Report of Continuous Disclosure Review tabled in Parliament

Articles Written by John Keeves (Partner)
corporate building

In a long-awaited development, a report from Dr Kevin Lewis, formerly ASX’s chief compliance officer, was quietly tabled in Parliament last week, some three months after it was delivered to the Federal Government.

The report relates to the fault elements introduced into the continuous disclosure provisions in the Corporations Act 2001 (Cth) by the previous Government through amending legislation in 2021. The amending legislation required the review to be undertaken. The amendments meant that disclosing entities could not be sued for civil claims for compensation (including class actions) or civil penalty proceedings by ASIC, unless knowledge, recklessness or negligence on the part of the entity could be established.

Under the amendments, directors and officers could be personally liable as accessories, but this required knowledge, recklessness or negligence on the part of the entity to be established, plus that the relevant person had knowledge of all the essential elements of the contravention (including those relating to fault) and participated in some way in the contravention.

Importantly, Dr Lewis did not recommend removal of the fault elements for civil claims arising out of continuous disclosure breaches by disclosing entities. Dr Lewis found there was no evidence that meritorious class actions had been hampered by the new regime requiring proof of fault for a civil claim to succeed.

However, he did recommend removal of the fault elements for civil penalty proceedings undertaken by ASIC, finding that the requirement to show fault may have hampered ASIC’s enforcement activity.

Dr Lewis also made welcome recommendations to reform the continuous disclosure provisions to “address more fully” how the fault requirements of “knowledge, recklessness or negligence” should be attributed to a disclosing entity.
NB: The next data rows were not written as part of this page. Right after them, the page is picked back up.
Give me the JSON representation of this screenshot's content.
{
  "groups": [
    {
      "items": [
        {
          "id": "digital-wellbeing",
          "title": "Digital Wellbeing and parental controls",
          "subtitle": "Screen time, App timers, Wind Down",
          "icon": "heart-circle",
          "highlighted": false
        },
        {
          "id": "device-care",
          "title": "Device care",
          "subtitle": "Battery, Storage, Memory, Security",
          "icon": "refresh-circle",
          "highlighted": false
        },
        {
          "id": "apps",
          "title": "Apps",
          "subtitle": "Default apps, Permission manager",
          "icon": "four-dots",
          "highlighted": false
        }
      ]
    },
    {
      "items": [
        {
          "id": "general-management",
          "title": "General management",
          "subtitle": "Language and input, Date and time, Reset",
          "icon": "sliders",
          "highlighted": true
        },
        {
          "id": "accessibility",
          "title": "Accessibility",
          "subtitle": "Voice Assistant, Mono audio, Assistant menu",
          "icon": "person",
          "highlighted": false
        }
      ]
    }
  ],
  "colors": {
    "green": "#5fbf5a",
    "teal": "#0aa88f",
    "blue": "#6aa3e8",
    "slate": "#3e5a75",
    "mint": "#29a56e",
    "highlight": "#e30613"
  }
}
Following the 2021 amendments to introduce a fault requirement for civil claims and civil penalties, the continuous disclosure provisions do not make clear how fault on the part of officers and employees is to be attributed to the entity and this lacuna does give rise to some difficult questions. This is because a breach of the continuous disclosure provisions involves an omission to make disclosure rather than a positive act, and attributing corporate fault for an omission can be anything but straightforward. Read Damian Reichel’s Insight, ‘Crowley v Worley – is a company liable for not disclosing information it doesn't know? for a discussion of the potential application of the fault elements to a disclosure failure.
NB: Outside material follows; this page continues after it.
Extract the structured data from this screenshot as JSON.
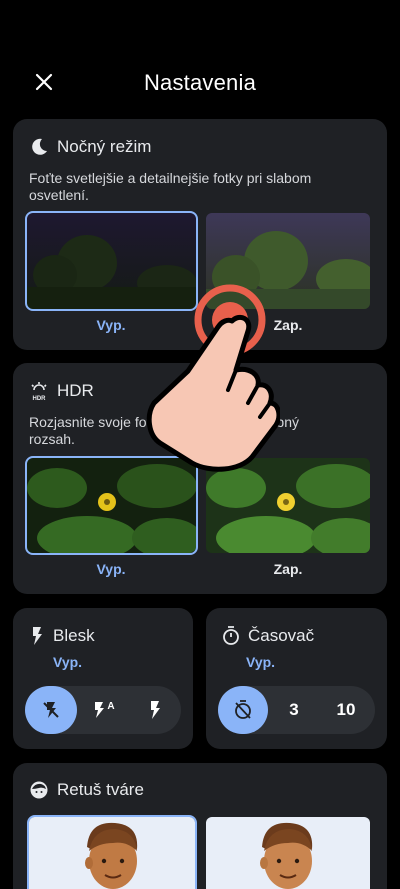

Dr Lewis also noted that the existence of fault requirements in the continuous disclosure provisions was referred to in Treasury’s second consultation paper on climate-related financial disclosures in the context of updating climate-related financial disclosures if underlying assumptions changed. Dr Lewis recommended that the Government should consider the Treasury statements if it was minded to remove the fault requirement for civil claims or civil penalties.
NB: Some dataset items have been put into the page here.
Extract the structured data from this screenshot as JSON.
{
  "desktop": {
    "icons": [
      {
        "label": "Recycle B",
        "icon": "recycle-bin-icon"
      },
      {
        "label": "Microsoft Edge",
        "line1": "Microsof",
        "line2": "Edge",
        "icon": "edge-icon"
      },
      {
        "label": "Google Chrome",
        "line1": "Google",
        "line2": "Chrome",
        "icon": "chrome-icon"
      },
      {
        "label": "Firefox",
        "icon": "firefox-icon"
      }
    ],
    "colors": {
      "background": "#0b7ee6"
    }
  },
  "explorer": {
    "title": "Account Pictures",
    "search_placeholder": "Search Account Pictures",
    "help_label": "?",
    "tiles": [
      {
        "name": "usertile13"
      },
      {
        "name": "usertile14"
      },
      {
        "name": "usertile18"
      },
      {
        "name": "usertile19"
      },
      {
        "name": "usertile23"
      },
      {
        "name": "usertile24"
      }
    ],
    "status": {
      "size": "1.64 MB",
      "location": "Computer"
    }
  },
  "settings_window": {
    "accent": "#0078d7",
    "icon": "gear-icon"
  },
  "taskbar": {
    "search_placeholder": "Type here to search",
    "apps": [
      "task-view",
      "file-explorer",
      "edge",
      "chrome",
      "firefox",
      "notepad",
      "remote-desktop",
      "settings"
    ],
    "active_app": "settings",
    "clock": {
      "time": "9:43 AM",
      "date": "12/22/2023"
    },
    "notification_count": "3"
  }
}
There is, as yet, no indication whether or when the Government intends to legislate to give effect to any or all of Dr Lewis’ recommendations.

Important Disclaimer: The material contained in this article is comment of a general nature only and is not and nor is it intended to be advice on any specific professional matter. In that the effectiveness or accuracy of any professional advice depends upon the particular circumstances of each case, neither the firm nor any individual author accepts any responsibility whatsoever for any acts or omissions resulting from reliance upon the content of any articles. Before acting on the basis of any material contained in this publication, we recommend that you consult your professional adviser. Liability limited by a scheme approved under Professional Standards Legislation (Australia-wide except in Tasmania).